2.2. Análise Bibliográfica
Para realizar esta pesquisa, em primeiro lugar, procuramos informações sobre
a FEMAQ em diversos documentos, revistas e jornais, notícias on-line e livros.
Solicitamos também à empresa outros documentos, que foram gentil e prontamente
entregues.
2.3. Pesquisa de campo
Para a realização desta pesquisa solicitamos via e-mail a atualização de
alguns dados que tínhamos levantado em nossa pesquisa bibliográfica como:
faturamento no período que circunscrevemos esta pesquisa, o grau de instrução dos
trabalhadores, Participação nos Lucros e Resultados, organograma e todo o material
possível.
Fomos acolhidos com muita consideração por todos membros da empresa.
Tanto os membros da diretoria como todos os trabalhadores da empresa nos
colaboraram nas três visitas realizadas.
210
Ibid.
215
Foram realizadas três visitas: uma de aproximação em setembro de 2004,
outra em setembro de 2005 e finalmente outra em outubro de 2005, onde passamos
um tempo maior.
A empresa como já se fez costume para atender aos pesquisadores de EdC
que visitam a empresa disponibilizou a analista de departamento de recursos
humanos para auxiliar no que se fizesse necessário, informações, dados da empresa
e seleção do pessoal para entrevista e outros.
2.4. Entrevistas
Escolhemos os nossos entrevistados de forma aleatória. Mas tentamos focar
nossa atenção naqueles funcionários que estão na empresa há mais tempo, para
conhecer especificamente os processos de mudanças que viveram na FEMAQ e
como se desenvolveram os processos comunicacionais nestes processos.
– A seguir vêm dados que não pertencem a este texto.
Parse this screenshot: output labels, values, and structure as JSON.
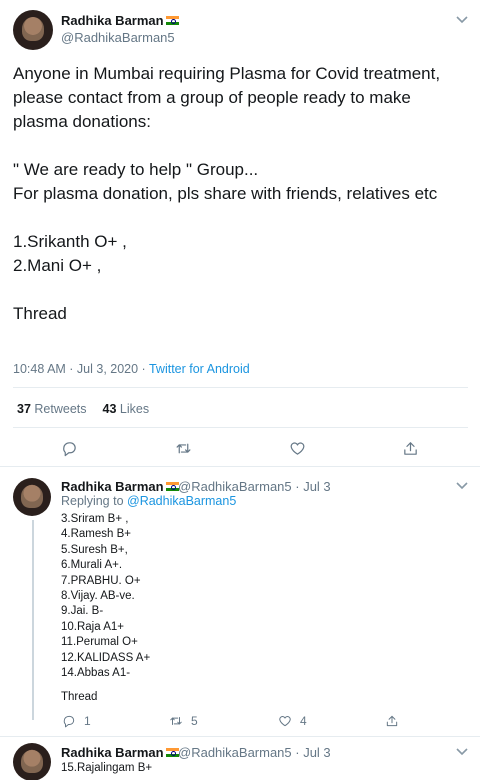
{
  "main_tweet": {
    "name": "Radhika Barman",
    "handle": "@RadhikaBarman5",
    "text": "Anyone in Mumbai requiring Plasma for Covid treatment, please contact from a group of people ready to make plasma donations:\n\n\" We are ready to help \" Group...\n For plasma donation, pls share with friends, relatives etc\n\n1.Srikanth O+ ,\n2.Mani O+ ,\n\nThread",
    "timestamp": "10:48 AM · Jul 3, 2020 · ",
    "source": "Twitter for Android",
    "retweets_count": "37",
    "retweets_label": "Retweets",
    "likes_count": "43",
    "likes_label": "Likes"
  },
  "reply_1": {
    "name": "Radhika Barman",
    "meta": "@RadhikaBarman5 · Jul 3",
    "replying_prefix": "Replying to ",
    "replying_handle": "@RadhikaBarman5",
    "text": "3.Sriram B+ ,\n4.Ramesh B+\n5.Suresh B+,\n6.Murali  A+.\n7.PRABHU. O+\n8.Vijay. AB-ve.\n9.Jai. B-\n10.Raja A1+\n11.Perumal O+\n12.KALIDASS A+\n14.Abbas A1-",
    "thread_label": "Thread",
    "reply_count": "1",
    "retweet_count": "5",
    "like_count": "4"
  },
  "reply_2": {
    "name": "Radhika Barman",
    "meta": "@RadhikaBarman5 · Jul 3",
    "text": "15.Rajalingam B+"
  },
  "icons": [
    "avatar",
    "india-flag-icon",
    "chevron-down-icon",
    "reply-icon",
    "retweet-icon",
    "like-icon",
    "share-icon"
  ],
  "colors": {
    "link": "#1b95e0",
    "muted": "#657786",
    "text": "#14171a",
    "border": "#e6ecf0"
  }
}
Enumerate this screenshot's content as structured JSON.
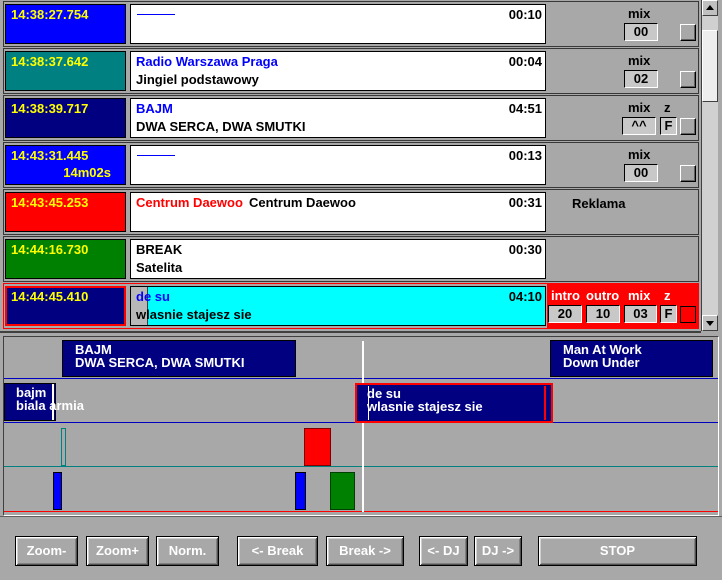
{
  "playlist": {
    "rows": [
      {
        "time": "14:38:27.754",
        "time_bg": "#0000ff",
        "duration": "00:10",
        "mix_label": "mix",
        "mix_value": "00"
      },
      {
        "time": "14:38:37.642",
        "time_bg": "#008080",
        "title": "Radio Warszawa Praga",
        "title_color": "#0000ff",
        "subtitle": "Jingiel podstawowy",
        "duration": "00:04",
        "mix_label": "mix",
        "mix_value": "02"
      },
      {
        "time": "14:38:39.717",
        "time_bg": "#000080",
        "title": "BAJM",
        "title_color": "#0000ff",
        "subtitle": "DWA SERCA, DWA SMUTKI",
        "duration": "04:51",
        "mix_label": "mix",
        "z_label": "z",
        "mix_value": "^^",
        "z_value": "F"
      },
      {
        "time": "14:43:31.445",
        "time_sub": "14m02s",
        "time_bg": "#0000ff",
        "duration": "00:13",
        "mix_label": "mix",
        "mix_value": "00"
      },
      {
        "time": "14:43:45.253",
        "time_bg": "#ff0000",
        "title": "Centrum Daewoo",
        "title_color": "#ff0000",
        "title_overlay": "Centrum Daewoo",
        "duration": "00:31",
        "category": "Reklama"
      },
      {
        "time": "14:44:16.730",
        "time_bg": "#008000",
        "title": "BREAK",
        "title_color": "#000000",
        "subtitle": "Satelita",
        "duration": "00:30"
      },
      {
        "time": "14:44:45.410",
        "time_bg": "#000080",
        "title": "de su",
        "title_color": "#0000ff",
        "subtitle": "wlasnie stajesz sie",
        "duration": "04:10",
        "info_bg": "#00ffff",
        "progress_fraction": 0.04,
        "status_bg": "#ff0000",
        "intro_label": "intro",
        "outro_label": "outro",
        "mix_label": "mix",
        "z_label": "z",
        "intro_value": "20",
        "outro_value": "10",
        "mix_value": "03",
        "z_value": "F"
      }
    ]
  },
  "timeline": {
    "upper_track": [
      {
        "title": "BAJM",
        "subtitle": "DWA SERCA, DWA SMUTKI"
      },
      {
        "title": "Man At Work",
        "subtitle": "Down Under"
      }
    ],
    "lower_track": [
      {
        "title": "bajm",
        "subtitle": "biala armia"
      },
      {
        "title": "de su",
        "subtitle": "wlasnie stajesz sie"
      }
    ]
  },
  "toolbar": {
    "zoom_out": "Zoom-",
    "zoom_in": "Zoom+",
    "zoom_normal": "Norm.",
    "prev_break": "<- Break",
    "next_break": "Break ->",
    "prev_dj": "<- DJ",
    "next_dj": "DJ ->",
    "stop": "STOP"
  }
}
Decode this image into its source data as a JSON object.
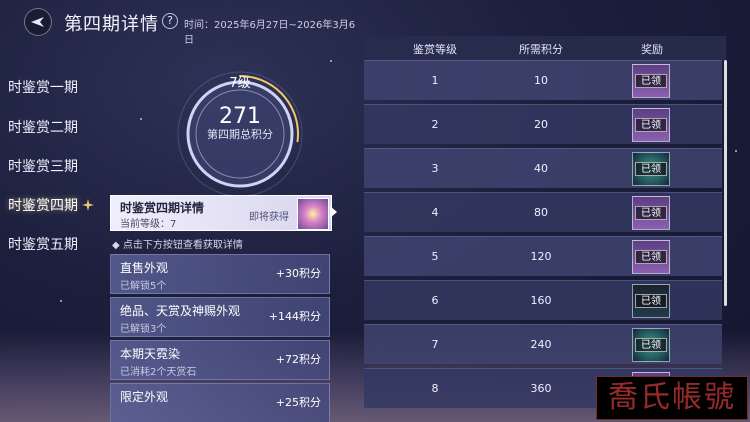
{
  "header": {
    "title": "第四期详情",
    "help_glyph": "?",
    "time": "时间：2025年6月27日~2026年3月6日"
  },
  "sidebar": {
    "items": [
      {
        "label": "时鉴赏一期"
      },
      {
        "label": "时鉴赏二期"
      },
      {
        "label": "时鉴赏三期"
      },
      {
        "label": "时鉴赏四期",
        "active": true
      },
      {
        "label": "时鉴赏五期"
      }
    ]
  },
  "ring": {
    "level": "7级",
    "score": "271",
    "label": "第四期总积分",
    "progress_fraction": 0.27
  },
  "detail_card": {
    "title": "时鉴赏四期详情",
    "current_level": "当前等级：7",
    "upcoming": "即将获得"
  },
  "hint": "◆ 点击下方按钮查看获取详情",
  "sources": [
    {
      "name": "直售外观",
      "sub": "已解锁5个",
      "points": "+30积分"
    },
    {
      "name": "绝品、天赏及神赐外观",
      "sub": "已解锁3个",
      "points": "+144积分"
    },
    {
      "name": "本期天霓染",
      "sub": "已消耗2个天赏石",
      "points": "+72积分"
    },
    {
      "name": "限定外观",
      "sub": "",
      "points": "+25积分"
    }
  ],
  "table": {
    "headers": [
      "鉴赏等级",
      "所需积分",
      "奖励"
    ],
    "rows": [
      {
        "level": "1",
        "points": "10",
        "reward": "已领",
        "style": "purple"
      },
      {
        "level": "2",
        "points": "20",
        "reward": "已领",
        "style": "purple"
      },
      {
        "level": "3",
        "points": "40",
        "reward": "已领",
        "style": "green"
      },
      {
        "level": "4",
        "points": "80",
        "reward": "已领",
        "style": "purple"
      },
      {
        "level": "5",
        "points": "120",
        "reward": "已领",
        "style": "purple"
      },
      {
        "level": "6",
        "points": "160",
        "reward": "已领",
        "style": "dark"
      },
      {
        "level": "7",
        "points": "240",
        "reward": "已领",
        "style": "green"
      },
      {
        "level": "8",
        "points": "360",
        "reward": "",
        "style": "purple"
      }
    ]
  },
  "watermark": "喬氏帳號",
  "colors": {
    "background": "#1c1f3c",
    "accent_gold": "#f2c86a",
    "card_light": "#f0eefc",
    "watermark_red": "#9a2a2a"
  },
  "icons": [
    "back-arrow-icon",
    "diamond-help-icon",
    "star-icon"
  ]
}
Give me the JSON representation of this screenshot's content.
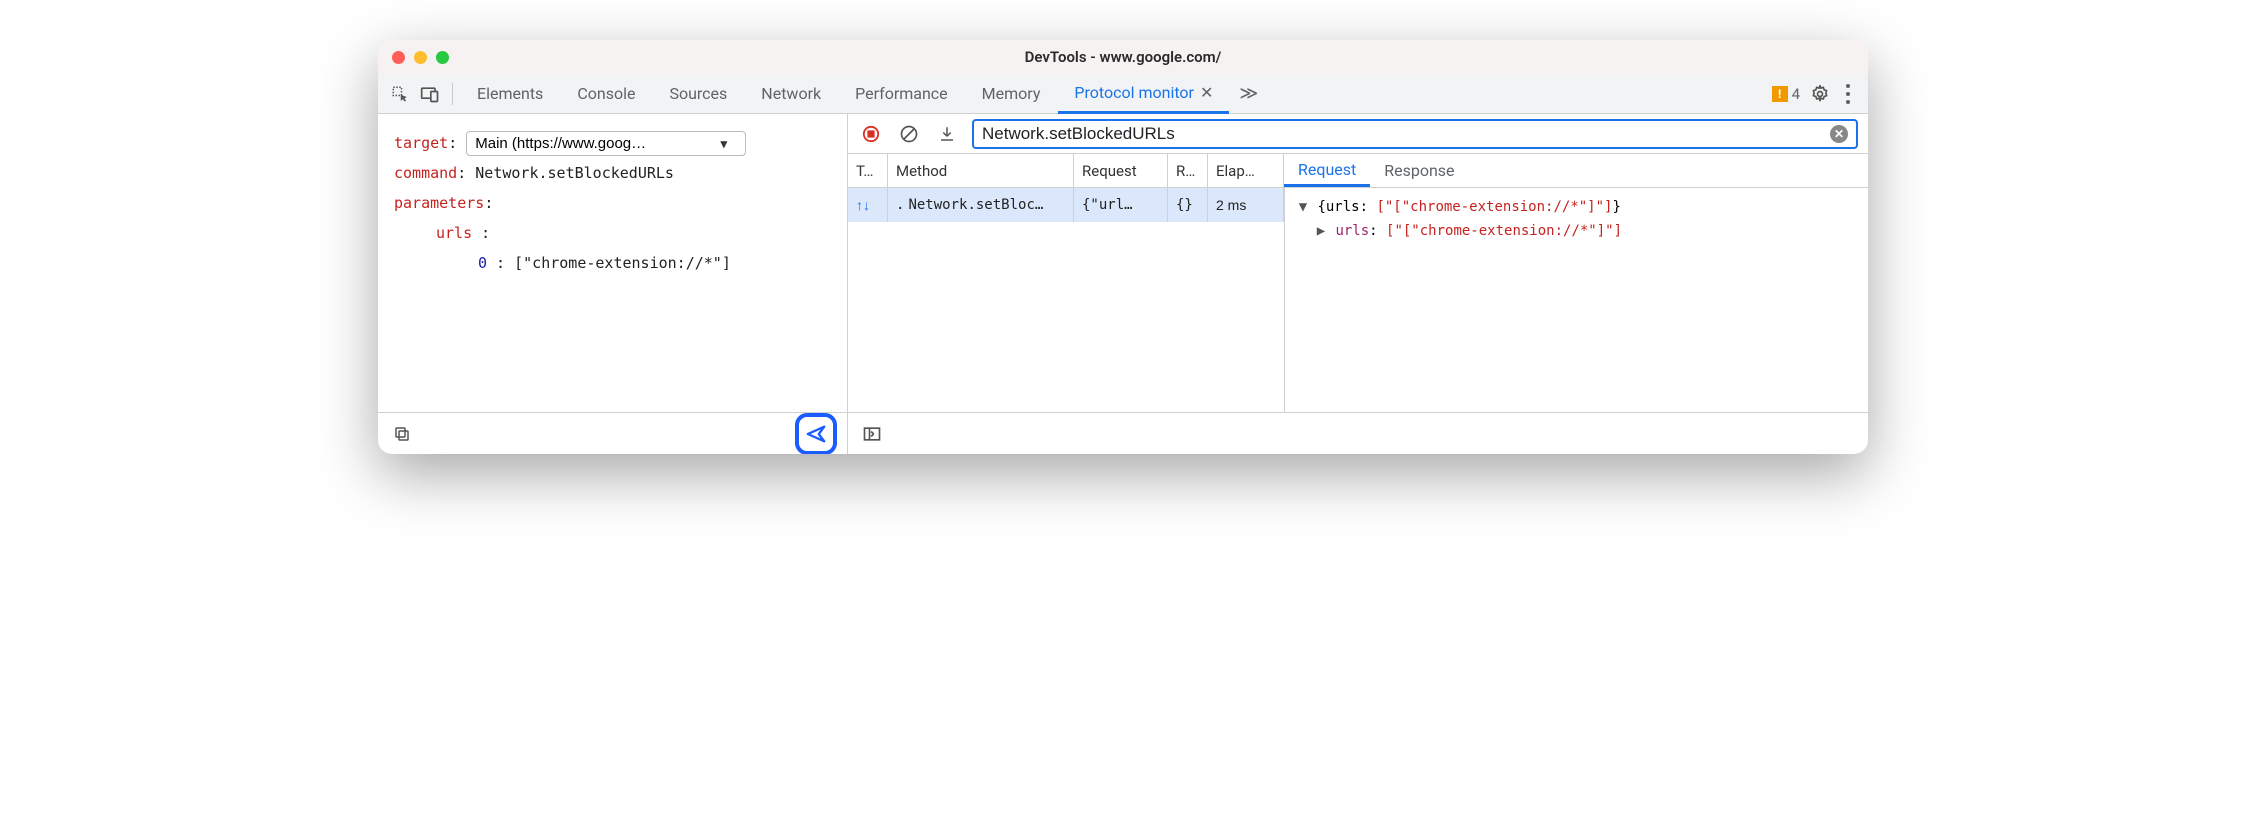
{
  "window": {
    "title": "DevTools - www.google.com/"
  },
  "tabs": {
    "items": [
      "Elements",
      "Console",
      "Sources",
      "Network",
      "Performance",
      "Memory",
      "Protocol monitor"
    ],
    "active": "Protocol monitor",
    "warn_count": "4"
  },
  "editor": {
    "target_label": "target",
    "target_value": "Main (https://www.goog…",
    "command_label": "command",
    "command_value": "Network.setBlockedURLs",
    "parameters_label": "parameters",
    "urls_label": "urls",
    "url_index": "0",
    "url_value": "[\"chrome-extension://*\"]"
  },
  "protocol": {
    "filter_value": "Network.setBlockedURLs",
    "cols": {
      "type": "T…",
      "method": "Method",
      "request": "Request",
      "r": "R…",
      "elap": "Elap…"
    },
    "detail_tabs": {
      "request": "Request",
      "response": "Response"
    },
    "row": {
      "method": "Network.setBloc…",
      "request": "{\"url…",
      "r": "{}",
      "elapsed": "2 ms"
    },
    "detail": {
      "line1_pre": "{urls:",
      "line1_val": "[\"[\"chrome-extension://*\"]\"]",
      "line1_post": "}",
      "line2_key": "urls",
      "line2_val": "[\"[\"chrome-extension://*\"]\"]"
    }
  }
}
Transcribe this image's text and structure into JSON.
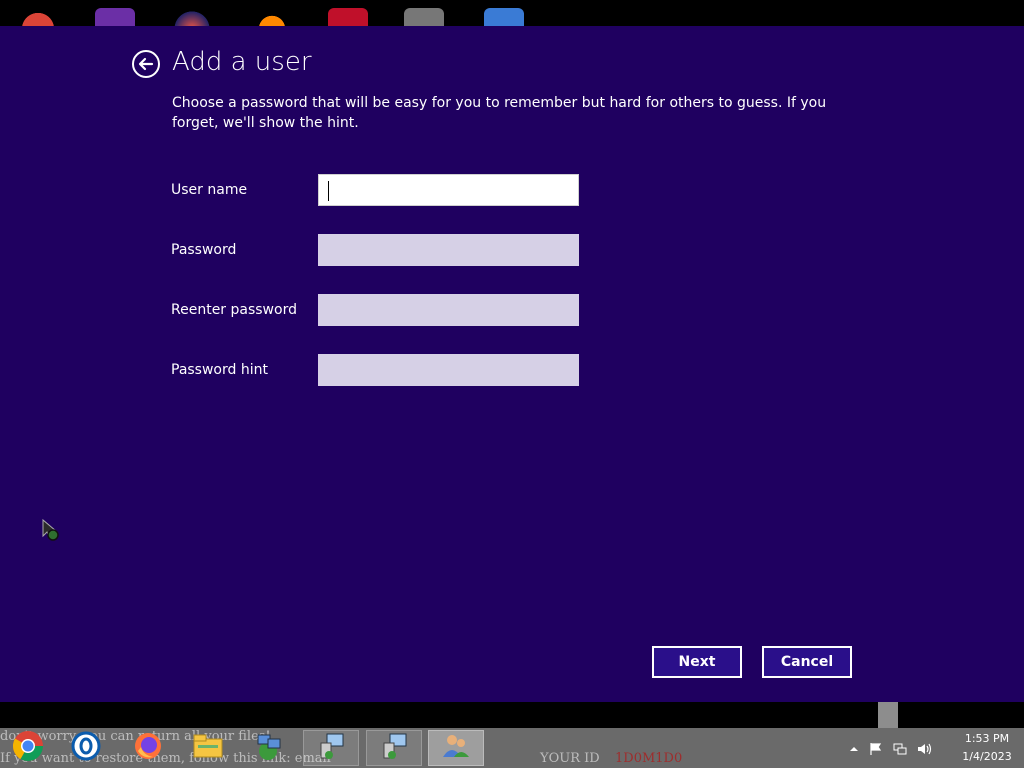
{
  "dialog": {
    "title": "Add a user",
    "subtitle": "Choose a password that will be easy for you to remember but hard for others to guess. If you forget, we'll show the hint.",
    "back_icon": "back-arrow-icon",
    "fields": [
      {
        "label": "User name",
        "value": "",
        "placeholder": "",
        "state": "focused"
      },
      {
        "label": "Password",
        "value": "",
        "placeholder": ""
      },
      {
        "label": "Reenter password",
        "value": "",
        "placeholder": ""
      },
      {
        "label": "Password hint",
        "value": "",
        "placeholder": ""
      }
    ],
    "next_label": "Next",
    "cancel_label": "Cancel"
  },
  "taskbar": {
    "pinned_icons": [
      "chrome-icon",
      "outlook-icon",
      "firefox-icon",
      "file-explorer-icon",
      "network-icon"
    ],
    "open_windows": [
      "network-setup-icon",
      "network-setup-icon",
      "user-accounts-icon"
    ],
    "tray_icons": [
      "show-hidden-icons",
      "action-center-flag-icon",
      "network-icon",
      "volume-icon"
    ],
    "clock_time": "1:53 PM",
    "clock_date": "1/4/2023"
  },
  "background_text": {
    "line1": "don't worry, you can return all your files!",
    "line2": "If you want to restore them, follow this link: email",
    "id_label": "YOUR ID",
    "id_value": "1D0M1D0"
  },
  "colors": {
    "dialog_bg": "#1f0060",
    "button_bg": "#2a0f8a",
    "input_inactive": "#d6d0e6",
    "taskbar_bg": "#6a6a6a"
  }
}
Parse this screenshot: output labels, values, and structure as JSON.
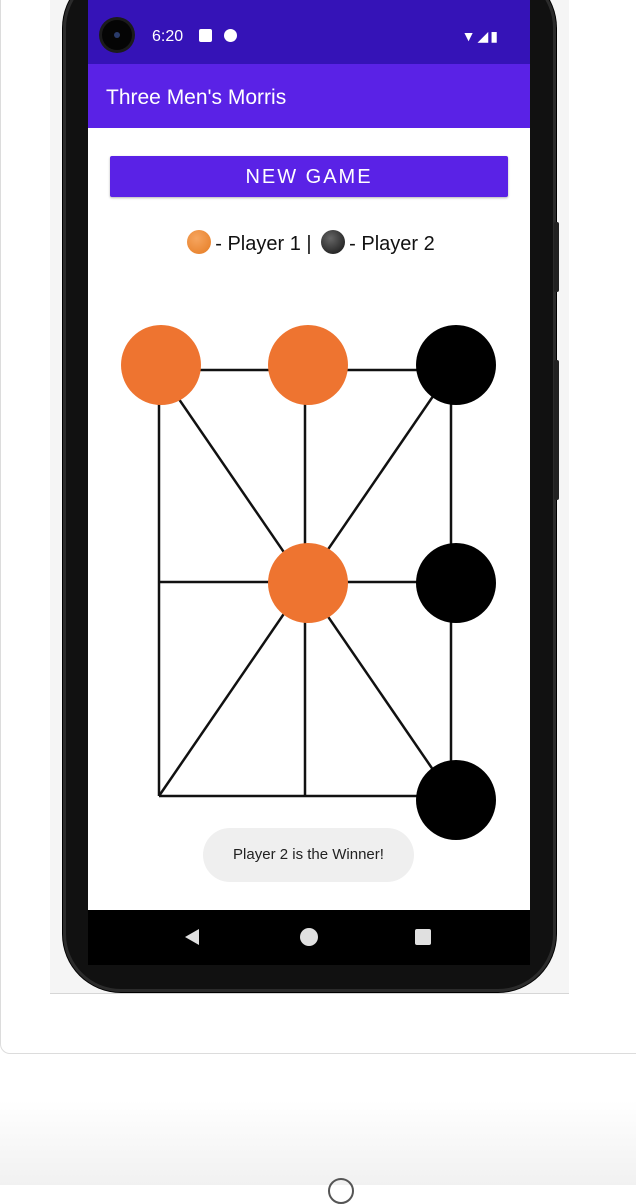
{
  "status_bar": {
    "time": "6:20",
    "right_icons": "▼◢▮"
  },
  "app": {
    "title": "Three Men's Morris"
  },
  "controls": {
    "new_game_label": "NEW GAME"
  },
  "legend": {
    "player1": "- Player 1 |",
    "player2": "- Player 2"
  },
  "colors": {
    "player1": "#ee7430",
    "player2": "#000000",
    "accent": "#5a22e6",
    "status": "#3513b7"
  },
  "board": {
    "cells": [
      [
        "orange",
        "orange",
        "black"
      ],
      [
        "empty",
        "orange",
        "black"
      ],
      [
        "empty",
        "empty",
        "black"
      ]
    ]
  },
  "toast": {
    "message": "Player 2 is the Winner!"
  }
}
Utilizamos dois roteiros diferentes uma para os diretores (Anexo A) e outro
para os funcionários (Anexo B). Como se trataram de entrevistas abertas, esses
roteiros serviram para nos guiar na formulação das perguntas, todas as conversas
foram gravadas.
Na primeira visita foram realizadas dez entrevistas e na segunda visita outras
quatro. Devemos sublinhar que Rodolfo Leibholz foi entrevistado em três
oportunidades porque consideramos importante sua contribuição para o presente
trabalho. A terceira visita procuramos não fazer nenhuma entrevista e realizar a
observação participante e entrevistamos novamente Rodolfo.
216
Quadro 13
Entrevistas Realizadas
ENTREVISTADO OCUPAÇÃO TEMPO DE CASA
Adriano Leocade Ribeiro Soldador 2 anos
Claudiane Freitas Recepcionista 5 anos
Fabiana Longato Analista de dep. Pessoal 7 anos
Henrique Leibholz Diretor-Sócio Mais de 30 anos
João Batista R. Mendes Moldador/soldador 18 anos
João dos Santos Souza Maçarico 3 anos
José Jesus Casadei Moldador 10 anos
Marcelo Pompermayer Gerente Industrial 18 anos
Maria Inês Coord. do Controle de qualidade 16 anos
Pedro Luiz Cruz Diretor-Sócio 20 anos
Rodrigo Munhos Modelador 4 anos
Rodolfo Leibholz Diretor-Sócio Mais de 30 anos
Fonte: Elaboração própria
Na observação participante realizamos algumas conversas informais com os
mais variados temas e pessoas.
2.5. Observação Participante
Realizamos um estudo em profundidade a partir da Observação Participante
no mês de outubro de 2005 baseados na Guia para observação previamente
elaborada que consta no Anexo 3
Foram ao todo mais de dez dias de observação. Todos os aspectos
observados foram anotados em um diário de campo, tendo o cuidado de anotar a
observação. O método fenomenológico foi de grande ajuda neste caso. Nos permitiu
adentrarmos por dentro do fenômeno para entendê-lo e analisá-lo.
217
CAPÍTULO 6
COMUNICAÇÃO ORGANIZACIONAL INTEGRADA NA FEMAQ
Neste capítulo abordamos a análise e o tratamento dos dados coletados na
empresa FEMAQ S/A, levando em consideração as propostas da Economia de
Comunhão (EdC) e os conceitos levantados no referencial teórico dos processos
comunicacionais evidenciados nas organizações.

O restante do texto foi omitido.